Democracy Without Votes

Democracy Without Votes

Carton by artists Barbee Fish.
So who’s more primitive? Yesterday Kenya announced modern, near-instant voter registration processes even while 14 American States are implementing new laws making voter registration now the hardest in the world.

With a nearly $10 million infusion by world bodies like World Bank, Kenya’s election monitoring board proudly adopted such instant high-tech registration techniques as retina scans, because according to its chairman, Mr Isaack Hassan, “it was prudent we aren’t left behind.”

Behind who? The U.S.? Hardly. Not a single U.S. state uses biometric devices to register voters.

Hassan said “most African countries, for example, Ghana, Sierra Leone, Tanzania, Burkina Faso and Nigeria, had embrace [biometric registration] and as such it is prudent for Kenya not to be left behind.”

So I guess Mississippi, Tennessee and even glorious Wisconsin and 11 other U.S. states are behind Ghana, Sierra Leone, Tanzania, Burkina Faso and Nigeria in running democracies!

“This is a national disgrace,” writes Cokie & Steven Roberts in a blogpost yesterday. Their fabulous blog cites a report released recently by the Brennan Center for Justice at New York University that argues as many as 5 million mostly Democratic voters in the U.S. have been disenfranchised from the next election by Republican state governments.

Kenya and all the other African countries cited above except Ghana have experienced recent and violent elections. And all of them are taking radical measures to fix this, and the first and most important fix is to facilitate an easy, quick way for everyone to vote.

The mantra of voter fraud is one of the most primitive, fraudulent claims ever assumed by existing American legislators, and it reflects not some concern about freedom, but concern about losing power.

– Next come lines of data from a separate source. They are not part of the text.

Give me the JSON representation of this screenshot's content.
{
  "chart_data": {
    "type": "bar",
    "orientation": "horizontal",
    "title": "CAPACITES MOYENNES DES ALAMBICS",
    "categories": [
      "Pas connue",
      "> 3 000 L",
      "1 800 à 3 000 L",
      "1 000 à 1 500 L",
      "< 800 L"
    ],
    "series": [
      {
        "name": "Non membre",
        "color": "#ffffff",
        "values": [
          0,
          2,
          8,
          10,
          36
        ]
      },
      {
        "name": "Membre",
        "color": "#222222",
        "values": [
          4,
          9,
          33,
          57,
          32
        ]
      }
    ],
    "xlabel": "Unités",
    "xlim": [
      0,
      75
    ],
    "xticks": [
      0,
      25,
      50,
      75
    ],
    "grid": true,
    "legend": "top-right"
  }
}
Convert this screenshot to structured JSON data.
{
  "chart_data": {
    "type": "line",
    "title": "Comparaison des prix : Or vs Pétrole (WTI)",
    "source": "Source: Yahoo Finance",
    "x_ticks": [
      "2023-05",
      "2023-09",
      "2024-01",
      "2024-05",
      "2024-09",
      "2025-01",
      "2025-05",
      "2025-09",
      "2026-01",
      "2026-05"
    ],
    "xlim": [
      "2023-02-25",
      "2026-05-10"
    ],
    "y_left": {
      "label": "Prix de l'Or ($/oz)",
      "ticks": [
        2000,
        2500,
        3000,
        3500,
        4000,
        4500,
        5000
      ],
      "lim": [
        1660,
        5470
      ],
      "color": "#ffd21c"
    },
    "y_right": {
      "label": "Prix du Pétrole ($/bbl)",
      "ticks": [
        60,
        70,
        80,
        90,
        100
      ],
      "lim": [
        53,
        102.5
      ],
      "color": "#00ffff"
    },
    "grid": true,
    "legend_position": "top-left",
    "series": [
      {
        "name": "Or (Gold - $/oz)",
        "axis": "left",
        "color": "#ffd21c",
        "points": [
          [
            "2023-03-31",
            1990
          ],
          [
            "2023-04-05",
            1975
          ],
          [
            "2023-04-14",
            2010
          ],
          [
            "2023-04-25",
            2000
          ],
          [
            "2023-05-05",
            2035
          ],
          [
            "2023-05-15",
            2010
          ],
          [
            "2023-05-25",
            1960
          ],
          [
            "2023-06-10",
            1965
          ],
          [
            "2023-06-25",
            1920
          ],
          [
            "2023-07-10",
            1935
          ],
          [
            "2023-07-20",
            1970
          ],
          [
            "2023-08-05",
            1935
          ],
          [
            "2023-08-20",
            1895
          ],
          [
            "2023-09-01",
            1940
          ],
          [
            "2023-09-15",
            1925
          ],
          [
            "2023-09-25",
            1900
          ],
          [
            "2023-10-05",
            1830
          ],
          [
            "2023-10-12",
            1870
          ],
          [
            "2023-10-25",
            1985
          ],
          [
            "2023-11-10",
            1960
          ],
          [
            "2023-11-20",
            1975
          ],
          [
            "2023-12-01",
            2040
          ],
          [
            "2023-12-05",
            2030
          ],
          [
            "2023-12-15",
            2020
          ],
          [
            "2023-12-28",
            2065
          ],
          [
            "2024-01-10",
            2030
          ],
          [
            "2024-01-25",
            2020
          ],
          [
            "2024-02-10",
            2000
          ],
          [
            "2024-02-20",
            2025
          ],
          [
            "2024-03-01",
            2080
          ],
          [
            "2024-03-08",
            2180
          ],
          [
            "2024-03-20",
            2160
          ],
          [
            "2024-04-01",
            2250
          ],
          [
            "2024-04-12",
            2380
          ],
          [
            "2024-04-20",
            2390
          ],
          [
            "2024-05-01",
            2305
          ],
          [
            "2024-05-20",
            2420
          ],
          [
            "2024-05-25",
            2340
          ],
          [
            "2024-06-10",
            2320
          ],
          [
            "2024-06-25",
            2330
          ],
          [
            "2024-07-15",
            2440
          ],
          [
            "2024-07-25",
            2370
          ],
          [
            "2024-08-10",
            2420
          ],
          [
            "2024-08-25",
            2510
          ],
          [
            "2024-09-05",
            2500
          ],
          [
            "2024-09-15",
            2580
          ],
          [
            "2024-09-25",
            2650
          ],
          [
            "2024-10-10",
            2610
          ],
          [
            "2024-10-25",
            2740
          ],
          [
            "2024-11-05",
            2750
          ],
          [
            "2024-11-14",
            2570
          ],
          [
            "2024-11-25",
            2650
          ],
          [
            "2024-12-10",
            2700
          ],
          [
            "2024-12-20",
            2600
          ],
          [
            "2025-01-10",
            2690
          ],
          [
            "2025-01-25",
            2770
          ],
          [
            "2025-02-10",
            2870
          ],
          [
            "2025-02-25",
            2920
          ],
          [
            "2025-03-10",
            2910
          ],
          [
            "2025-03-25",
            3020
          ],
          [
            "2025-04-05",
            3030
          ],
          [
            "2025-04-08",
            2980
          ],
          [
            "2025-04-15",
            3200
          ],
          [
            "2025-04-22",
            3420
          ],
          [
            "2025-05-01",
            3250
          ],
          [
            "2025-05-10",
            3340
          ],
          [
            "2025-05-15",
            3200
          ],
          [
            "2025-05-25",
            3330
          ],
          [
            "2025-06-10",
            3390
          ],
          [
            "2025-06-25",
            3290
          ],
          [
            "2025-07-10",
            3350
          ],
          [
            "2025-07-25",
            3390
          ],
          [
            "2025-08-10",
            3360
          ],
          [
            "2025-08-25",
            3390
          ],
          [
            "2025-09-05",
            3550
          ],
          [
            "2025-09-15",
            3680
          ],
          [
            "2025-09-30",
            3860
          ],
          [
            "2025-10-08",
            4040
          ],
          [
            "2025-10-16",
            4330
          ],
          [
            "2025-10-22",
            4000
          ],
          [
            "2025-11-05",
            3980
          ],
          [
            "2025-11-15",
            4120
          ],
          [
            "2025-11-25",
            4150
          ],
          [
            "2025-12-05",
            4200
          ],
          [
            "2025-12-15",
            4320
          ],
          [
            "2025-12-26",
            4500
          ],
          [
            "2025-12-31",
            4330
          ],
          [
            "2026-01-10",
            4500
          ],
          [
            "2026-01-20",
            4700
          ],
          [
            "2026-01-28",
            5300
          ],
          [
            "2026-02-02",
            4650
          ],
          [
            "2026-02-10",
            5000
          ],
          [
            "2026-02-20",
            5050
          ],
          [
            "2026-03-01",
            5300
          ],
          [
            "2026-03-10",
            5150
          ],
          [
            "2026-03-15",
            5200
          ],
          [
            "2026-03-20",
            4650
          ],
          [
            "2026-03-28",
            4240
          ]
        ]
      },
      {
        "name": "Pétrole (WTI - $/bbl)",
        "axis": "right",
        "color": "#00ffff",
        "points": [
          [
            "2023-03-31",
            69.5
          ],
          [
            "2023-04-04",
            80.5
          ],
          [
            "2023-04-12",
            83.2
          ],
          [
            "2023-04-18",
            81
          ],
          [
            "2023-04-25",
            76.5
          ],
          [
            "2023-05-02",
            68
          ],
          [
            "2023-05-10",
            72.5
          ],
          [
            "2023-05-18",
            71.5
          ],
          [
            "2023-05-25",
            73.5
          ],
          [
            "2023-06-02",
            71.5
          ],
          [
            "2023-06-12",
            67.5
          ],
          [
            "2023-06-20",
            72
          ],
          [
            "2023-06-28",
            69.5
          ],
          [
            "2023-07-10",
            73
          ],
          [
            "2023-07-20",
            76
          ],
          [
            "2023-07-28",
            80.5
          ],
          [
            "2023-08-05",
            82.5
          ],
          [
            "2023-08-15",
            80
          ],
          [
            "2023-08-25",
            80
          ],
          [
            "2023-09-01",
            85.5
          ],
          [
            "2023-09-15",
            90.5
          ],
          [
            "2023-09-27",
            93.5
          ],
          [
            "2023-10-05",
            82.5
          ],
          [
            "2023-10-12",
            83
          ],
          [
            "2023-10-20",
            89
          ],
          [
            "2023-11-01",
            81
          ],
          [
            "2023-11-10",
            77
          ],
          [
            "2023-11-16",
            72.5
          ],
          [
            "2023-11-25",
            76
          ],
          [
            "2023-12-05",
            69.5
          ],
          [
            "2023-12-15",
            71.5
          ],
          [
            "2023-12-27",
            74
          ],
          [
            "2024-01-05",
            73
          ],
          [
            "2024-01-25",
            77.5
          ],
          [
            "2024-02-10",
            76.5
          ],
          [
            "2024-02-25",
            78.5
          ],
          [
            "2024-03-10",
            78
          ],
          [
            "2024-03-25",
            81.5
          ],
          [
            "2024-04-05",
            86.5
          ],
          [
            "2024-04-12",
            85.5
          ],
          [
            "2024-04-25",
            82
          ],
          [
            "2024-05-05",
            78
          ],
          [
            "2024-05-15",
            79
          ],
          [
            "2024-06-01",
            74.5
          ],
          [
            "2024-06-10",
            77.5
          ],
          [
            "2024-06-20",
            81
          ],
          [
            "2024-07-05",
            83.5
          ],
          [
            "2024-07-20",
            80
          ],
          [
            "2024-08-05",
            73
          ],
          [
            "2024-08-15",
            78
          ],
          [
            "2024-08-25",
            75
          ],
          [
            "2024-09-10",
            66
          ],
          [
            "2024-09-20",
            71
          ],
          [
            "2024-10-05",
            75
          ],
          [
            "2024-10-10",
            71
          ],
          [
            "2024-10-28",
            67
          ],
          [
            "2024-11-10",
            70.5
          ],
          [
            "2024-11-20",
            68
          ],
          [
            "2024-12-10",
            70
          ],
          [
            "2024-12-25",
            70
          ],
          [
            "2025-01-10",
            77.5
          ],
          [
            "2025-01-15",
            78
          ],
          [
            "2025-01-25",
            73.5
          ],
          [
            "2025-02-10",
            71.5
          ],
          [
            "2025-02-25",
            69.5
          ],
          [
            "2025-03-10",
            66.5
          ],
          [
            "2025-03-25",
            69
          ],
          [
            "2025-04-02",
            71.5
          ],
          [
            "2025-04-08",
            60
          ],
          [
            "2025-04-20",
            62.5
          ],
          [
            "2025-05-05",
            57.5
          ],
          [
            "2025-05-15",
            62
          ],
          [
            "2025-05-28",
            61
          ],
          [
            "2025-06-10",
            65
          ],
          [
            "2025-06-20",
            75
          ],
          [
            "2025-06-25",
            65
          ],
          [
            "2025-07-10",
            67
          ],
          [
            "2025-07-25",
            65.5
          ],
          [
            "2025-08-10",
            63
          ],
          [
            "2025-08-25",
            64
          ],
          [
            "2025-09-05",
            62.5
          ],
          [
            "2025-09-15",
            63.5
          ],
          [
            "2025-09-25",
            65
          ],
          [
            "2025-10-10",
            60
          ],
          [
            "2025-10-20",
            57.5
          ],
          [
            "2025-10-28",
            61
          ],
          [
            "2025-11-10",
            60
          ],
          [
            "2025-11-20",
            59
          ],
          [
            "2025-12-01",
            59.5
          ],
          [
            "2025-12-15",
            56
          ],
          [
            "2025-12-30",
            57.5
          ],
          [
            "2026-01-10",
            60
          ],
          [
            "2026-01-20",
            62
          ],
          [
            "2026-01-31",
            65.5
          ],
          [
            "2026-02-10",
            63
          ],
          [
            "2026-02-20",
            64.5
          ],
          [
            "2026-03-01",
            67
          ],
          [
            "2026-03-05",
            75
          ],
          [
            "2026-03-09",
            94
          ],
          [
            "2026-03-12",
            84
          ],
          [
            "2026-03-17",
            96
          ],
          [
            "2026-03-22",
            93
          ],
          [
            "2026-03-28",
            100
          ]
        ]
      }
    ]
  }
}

Fortunately, the Obama administration is forcefully challenging many of these laws in court. But god help us if they fail.

What the hell are we doing? Why are we digging ourselves back into a prehistoric political hole? If you believe in democracy, and I do and most of Africa does, resultant laws will craft it differently and fashion a kaleidoscope of power as different as the Iowa caucuses counts are from New Hampshire electronic tallies.

But don’t tread on me. Let me vote! Facilitate my involvement, don’t impede it.

My grandfather was proud of being one of the few true Republicans in Chicago in the 1930s and 1940s, and he loved telling us his grandchildren why he stopped voting before the war. The last time he tried the election judge looked him right in the eye and said, “Mr. Andersen, sir, you’re dead.”

That was eighty years ago. I thought things had changed.

They have, in Africa.

One thought on “Democracy Without Votes

  1. I whole heartedly agree, we need more modern means of identifying citizens (who have the right to vote) and can prove that they are alive. The last two presidential elections in Chicago boasted multiple precints in which there were more Democrat votes than there were registered voters. Biometrics provide a unique opportunity to identify voters. I lived in Europe as a resident alien and even 30 years ago I was required a National Card of Identity and a Work Permit to access medical insurance, any social services and even cash a check. Our heritage of immigrating (legally) from totalitarian Europe created a system where authority is fragmented under many authorities to assure that no one authority could become totalitarian. In many instances this has worked to a disadvantage in efficiency and impeded our centralization of government (by intent.) On the other hand, we have no central registry of citizens which makes Eastern European type control of it residents more difficult.
    As usual, each party is working for partisan advantage, the Republicans to exclude both legal and illegal voters who are poor and more likely to vote Democrat and the Democrats to continue NO IDENTITY voting more likely to favor them.